Synology Port Trickery

If you want to access your NAS internally and externally you might run into the problem that you have to run port 5001 on your LAN and port 443 externally as port redirection. You could run on port 5001 externally aswell but that can cause problems if you want to access your box somewhere with strict firewall rules or if you want to share stuff with people. So it’s way more conveniant to just use 443 externally. If you want to run your synology directly on port 443, though, it tells you that this port is reserved and cannot be used.

You end up with a setup where on LAN you use port 5001 and for remote you redirect port 443 to 5001.

So now you have the problem that you are using different ports when your phone or laptop are on your WiFi or when they are connecting from remote. So how can you avoid changing ports in your DS Apps all the time ?
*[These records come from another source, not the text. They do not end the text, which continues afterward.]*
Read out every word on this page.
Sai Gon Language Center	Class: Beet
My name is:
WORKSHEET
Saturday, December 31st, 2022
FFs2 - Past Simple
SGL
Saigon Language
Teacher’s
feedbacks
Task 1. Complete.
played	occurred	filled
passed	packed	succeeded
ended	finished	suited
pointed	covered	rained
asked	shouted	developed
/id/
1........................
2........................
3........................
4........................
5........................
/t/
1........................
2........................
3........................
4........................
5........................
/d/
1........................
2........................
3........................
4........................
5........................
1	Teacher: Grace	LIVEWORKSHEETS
Well I found a workaround for this.

Just install web station. Change the backend to apache and add a .htaccess file to your webroot with rewrite rules:

RewriteEngine On
RewriteCond %{SERVER_PORT} 80
RewriteRule ^(.)$ https://yourdomain.com/$1 [R,L] 
RewriteCond %{SERVER_PORT} 443 
RewriteRule ^(.)$ https://yourdomain.com:5001/$1 [R,L]

Now I can configure all my apps to use 443 as default and when they connect to the wifi they get redirected to 5001 internally. Also I can forward port 80 external to port 80 internal and now Letsencrypt works for auto-renewall. And for a bonus externally now port 80 redirects to https aswell.

Aren’t you all glad that technology is so straight foward all the time with obvious solutions? Synology could just let you use port 80 and 443 for your DSM Webportal in the first place. But who wants to do it the easy way if you can do it the hard way instead?